Das OLG Hamburg hat in seinem Urteil vom 05.11.2020 (Az. 5 U 175/19) die beworbene Praxis der Beklagten für unlauter im Sinne des Heilmittelwerbegesetzes befunden. Die Beklagte betrieb eine Homepage, auf der sie damit warb, dass Interessierte eine Arbeitsunfähigkeitsbescheinigung „einfach online per Handy nach Hause“ erhielten. Hierzu hatten die Nutzer zunächst online einige Fragen zu beantworten, die gezielt Symptome einer Erkältungskrankheit abfragten und mögliche Risikofaktoren ausschließen sollten. Soweit die Antworten des Nutzers nicht zu einer Erkältungsdiagnose führten oder gewisse Risikofaktoren vorlagen, erhielt dieser eine automatisch generierte E-Mail, dass er den Dienst der Beklagten nicht nutzen könne. Es war den Nutzern aber möglich, durch erneute Beantwortung der Fragen im Sinne des Systems doch noch zu einer möglichen Nutzung des Dienstes zugelassen zu werden. Sobald der Nutzer die richtigen Symptome mitgeteilt hatte, wurden diese an einen angestellten Arzt der Beklagten digital übermittelt, der die Symptome überprüfte und die durch den Nutzer angestrebte Arbeitsunfähigkeitsbescheinigung ausstellte und diese dem Nutzer über WhatsApp weiterleitete.

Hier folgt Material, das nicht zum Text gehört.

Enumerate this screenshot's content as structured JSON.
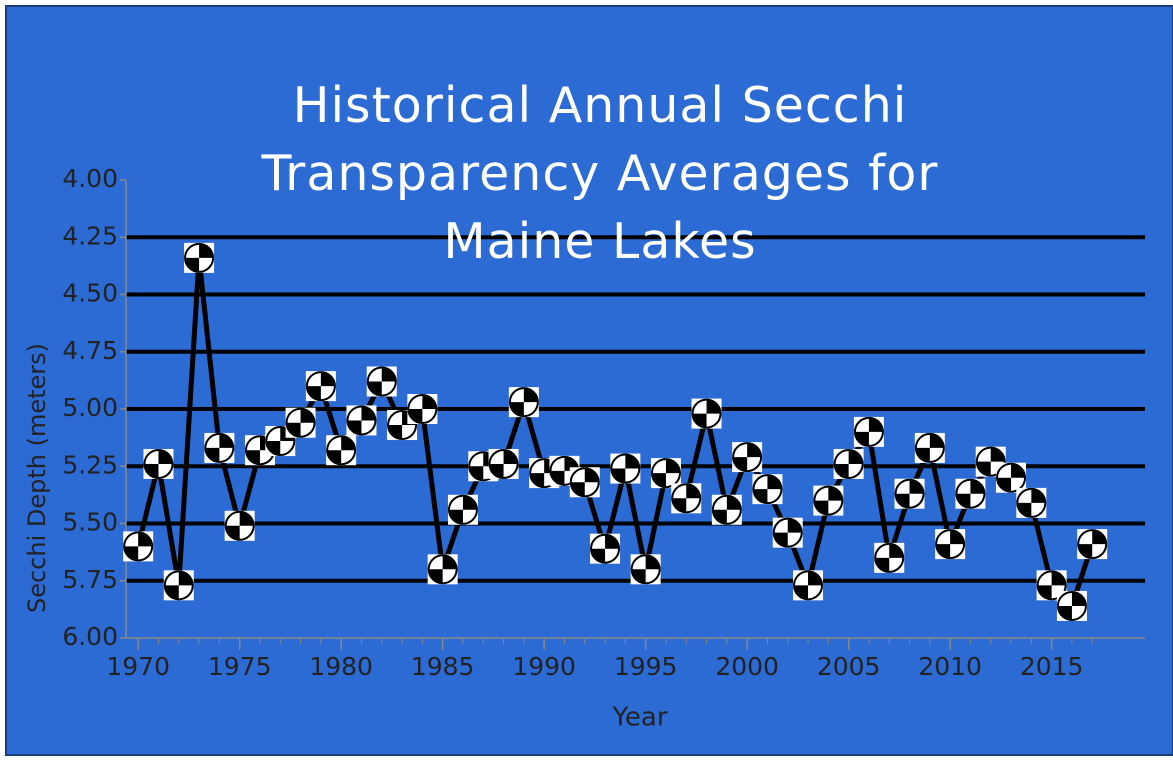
{
  "chart_data": {
    "type": "line",
    "title": "Historical Annual Secchi Transparency Averages for Maine Lakes",
    "x_label": "Year",
    "y_label": "Secchi Depth (meters)",
    "x": [
      1970,
      1971,
      1972,
      1973,
      1974,
      1975,
      1976,
      1977,
      1978,
      1979,
      1980,
      1981,
      1982,
      1983,
      1984,
      1985,
      1986,
      1987,
      1988,
      1989,
      1990,
      1991,
      1992,
      1993,
      1994,
      1995,
      1996,
      1997,
      1998,
      1999,
      2000,
      2001,
      2002,
      2003,
      2004,
      2005,
      2006,
      2007,
      2008,
      2009,
      2010,
      2011,
      2012,
      2013,
      2014,
      2015,
      2016,
      2017
    ],
    "values": [
      5.6,
      5.24,
      5.77,
      4.34,
      5.17,
      5.51,
      5.18,
      5.14,
      5.06,
      4.9,
      5.18,
      5.05,
      4.88,
      5.07,
      5.0,
      5.7,
      5.44,
      5.25,
      5.24,
      4.97,
      5.28,
      5.27,
      5.32,
      5.61,
      5.26,
      5.7,
      5.28,
      5.39,
      5.02,
      5.44,
      5.21,
      5.35,
      5.54,
      5.77,
      5.4,
      5.24,
      5.1,
      5.65,
      5.37,
      5.17,
      5.59,
      5.37,
      5.23,
      5.3,
      5.41,
      5.77,
      5.86,
      5.59
    ],
    "color": "#000000",
    "xlim": [
      1969.4,
      2019.6
    ],
    "xticks": [
      1970,
      1975,
      1980,
      1985,
      1990,
      1995,
      2000,
      2005,
      2010,
      2015
    ],
    "ylim": [
      4,
      6
    ],
    "y_inverted": true,
    "yticks": [
      {
        "value": 4,
        "label": "4.00"
      },
      {
        "value": 4.25,
        "label": "4.25"
      },
      {
        "value": 4.5,
        "label": "4.50"
      },
      {
        "value": 4.75,
        "label": "4.75"
      },
      {
        "value": 5,
        "label": "5.00"
      },
      {
        "value": 5.25,
        "label": "5.25"
      },
      {
        "value": 5.5,
        "label": "5.50"
      },
      {
        "value": 5.75,
        "label": "5.75"
      },
      {
        "value": 6,
        "label": "6.00"
      }
    ],
    "grid": true
  }
}
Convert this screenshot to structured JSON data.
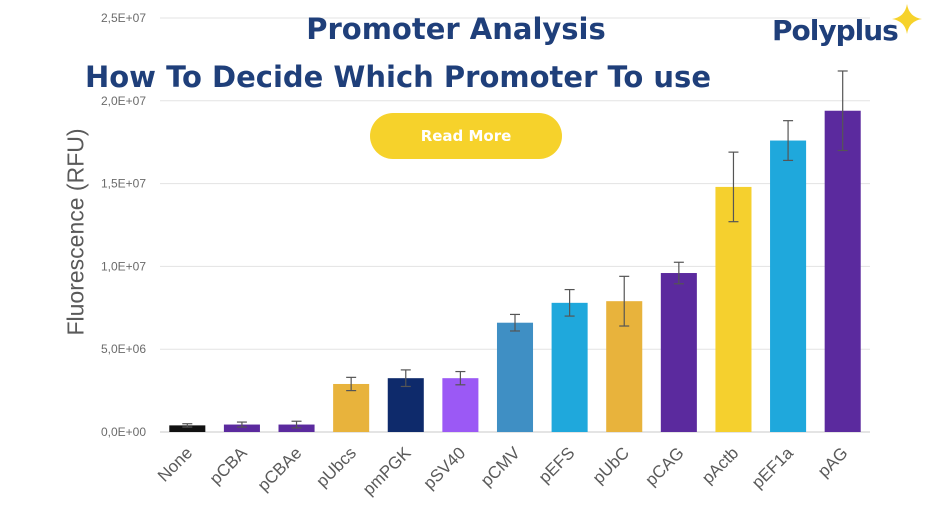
{
  "header": {
    "title_line1": "Promoter Analysis",
    "title_line2": "How To Decide Which Promoter To use",
    "read_more_label": "Read More",
    "logo_text": "Polyplus"
  },
  "colors": {
    "title": "#1f3f7a",
    "button": "#f6d22b",
    "logo_star": "#f6d22b"
  },
  "chart_data": {
    "type": "bar",
    "title": "",
    "xlabel": "",
    "ylabel": "Fluorescence (RFU)",
    "ylim": [
      0,
      25000000
    ],
    "yticks": [
      0,
      5000000,
      10000000,
      15000000,
      20000000,
      25000000
    ],
    "ytick_labels": [
      "0,0E+00",
      "5,0E+06",
      "1,0E+07",
      "1,5E+07",
      "2,0E+07",
      "2,5E+07"
    ],
    "grid": true,
    "categories": [
      "None",
      "pCBA",
      "pCBAe",
      "pUbcs",
      "pmPGK",
      "pSV40",
      "pCMV",
      "pEFS",
      "pUbC",
      "pCAG",
      "pActb",
      "pEF1a",
      "pAG"
    ],
    "values": [
      400000,
      450000,
      450000,
      2900000,
      3250000,
      3250000,
      6600000,
      7800000,
      7900000,
      9600000,
      14800000,
      17600000,
      19400000
    ],
    "errors": [
      100000,
      150000,
      200000,
      400000,
      500000,
      400000,
      500000,
      800000,
      1500000,
      650000,
      2100000,
      1200000,
      2400000
    ],
    "bar_colors": [
      "#111111",
      "#5b2a9e",
      "#5b2a9e",
      "#e8b33c",
      "#0e2a6b",
      "#9b59f5",
      "#3f8fc4",
      "#1fa8dc",
      "#e8b33c",
      "#5b2a9e",
      "#f5d02e",
      "#1fa8dc",
      "#5b2a9e"
    ]
  }
}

Das OLG Hamburg bestätigte nun das Urteil der ersten Instanz. Die dargestellte Werbung verstoße gegen das Werbeverbot aus § 9 HWG und sei damit unlauter im Sinne des § 3a UWG. Das Verbot der Werbung für Fernbehandlung aus § 9 HWG sei ein abstraktes Gefährdungsdelikt, weshalb es nicht darauf ankomme, ob die Durchführung der Fernbehandlung tatsächlich beabsichtigt sei oder sogar erfolgte. Aufgrund dessen sei auch der Maßstab für die „allgemein anerkannten fachlichen Standards“ aus § 9 S. 2 HWG, deren Berücksichtigung die Werbung für Fernbehandlung rechtfertigen könnte, aus dem grundlegenden Maßstab der Musterberufsordnung für Ärzte zu entnehmen, auch wenn dieser für die einzelnen Landesärztekammern nur Empfehlungscharakter habe. Die Heranziehung des Maßstabes der Musterberufsordnung als konsensualer Standard ermögliche erst eine einheitlich und interessengerechte Auslegung des § 9 HWG, der schließlich lediglich auf die Unzulässigkeit der Werbung selbst und nicht auf die Unzulässigkeit der Fernbehandlung abstelle. Dabei stellte das OLG Hamburg auch klar, dass zwar eine ausschließliche Beratung oder Behandlung über Kommunikationsmedien gem. § 7 Abs. 4 S. 3 MBO-Ä im Einzelfall erlaubt sein könne, mit diesem „Einzelfall“ sei aber gerade kein spezielles Krankheitsbild – wie beispielsweise eine Erkältung – gemeint, sondern das konkrete Arzt-Patienten-Verhältnis in jedem einzelnen Behandlungsfall. Denn im vorliegenden Fall würde die Anamnese ausschließlich auf den Antworten des Patienten auf die vorformulierten Fragen der Homepage beruhen. Eine Abwägung im Einzelfall könne so gerade nicht stattfinden. Letztlich steht dieses Ergebnis nach Ansicht des Gerichts auch im Einklang mit den zwischenzeitlichen Möglichkeiten zur telefonischen Krankschreibung nach § 8 der Arbeitsunfähigkeitsrichtlinie aufgrund der Beschlüsse des Gemeinsamen Bundesausschuss bezüglich der Covid-19-Pandemie. Wenn eine telefonische Krankschreibung im Rahmen der Risikominimierung in der Covid-19-Pandemie ausnahmsweise möglich sein soll, dann ist im Umkehrschluss das Ausstellen einer Arbeitsunfähigkeitsbescheinigung mit einem viel eingeschränkteren Kontakt über ein Kontaktformular im Internet regelhaft unzulässig.